The Harvard Five was a group of architects that settled in New Canaan, Connecticut during the 1940s. Influenced by Walter Gropius, founder of the Bauhaus movement and head of the architecture program at Harvard, the Five – John Johansen, Marcel Breuer, Landis Gores, Philip Johnson and Eliot Noyes– made excellent contributions to modern architecture in New Canaan.
The homes that these architects created captured the zeitgeist of an era – the optimism, the innovation. Exposed steel beams, dramatic lines, and minimalistic details caused many of these homes to appear in stark contrast to the more bucolic, clapboard colonials that were commonplace in New Canaan. The use of transparent materials like plastic, or glass (most famously in the case of Philip Johnson’s home), served to take these stark forms and integrate them with the surrounding landscape, blurring the line between indoors and out.
They transcended the Traditional, using materials and forms that were unprecedented in architecture at the time.
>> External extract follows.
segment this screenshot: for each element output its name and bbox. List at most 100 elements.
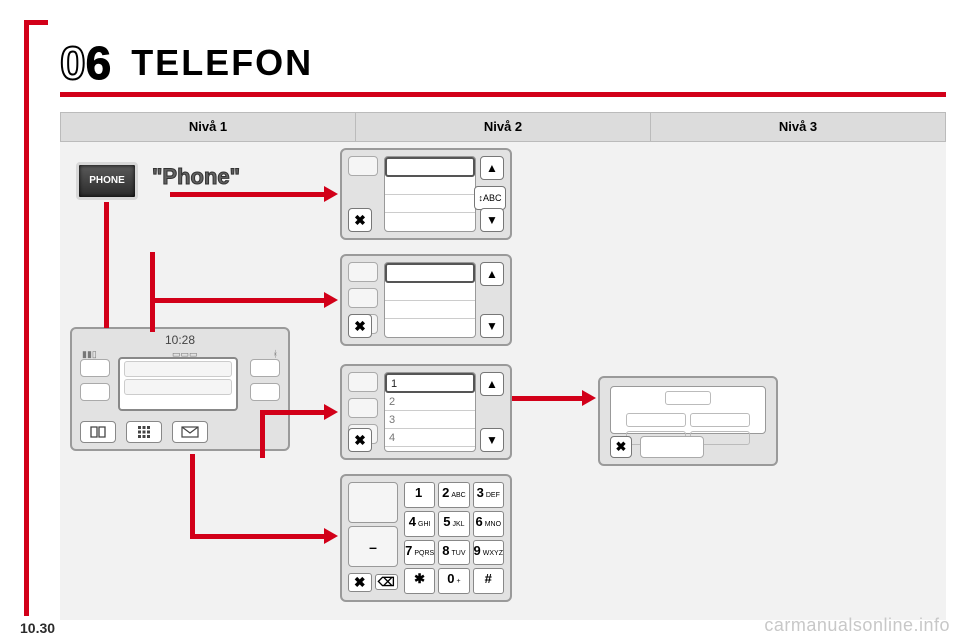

Yet they did not completely forget the precepts of Classical architecture, drawing from greats like Palladio, as evidenced by the beautiful symmetry found in Johansen’s 1957 Warner House, as well as its scaled-back decadence captured in its vaulted gold-leaf ceilings, terrazzo floors, and ebonized-wood cabinets.
New Canaan is recognized across the country for its many midcentury modern homes including the famous Johnson’s Glass House and the Landis Gores House. Four are listed on the U.S. National Register of Historic Places: the Landis Gores House, the Richard and Geraldine Hodgson House, the Philip Johnson Glass House, and the Noyes House. With many of the midcentury modern creations being threatened with demolition, or renovation without respect for a homes’ architectural roots, it is important to remember the artistry and contributions of the Harvard Five, as well as push for the preservation of these important pieces of architectural history.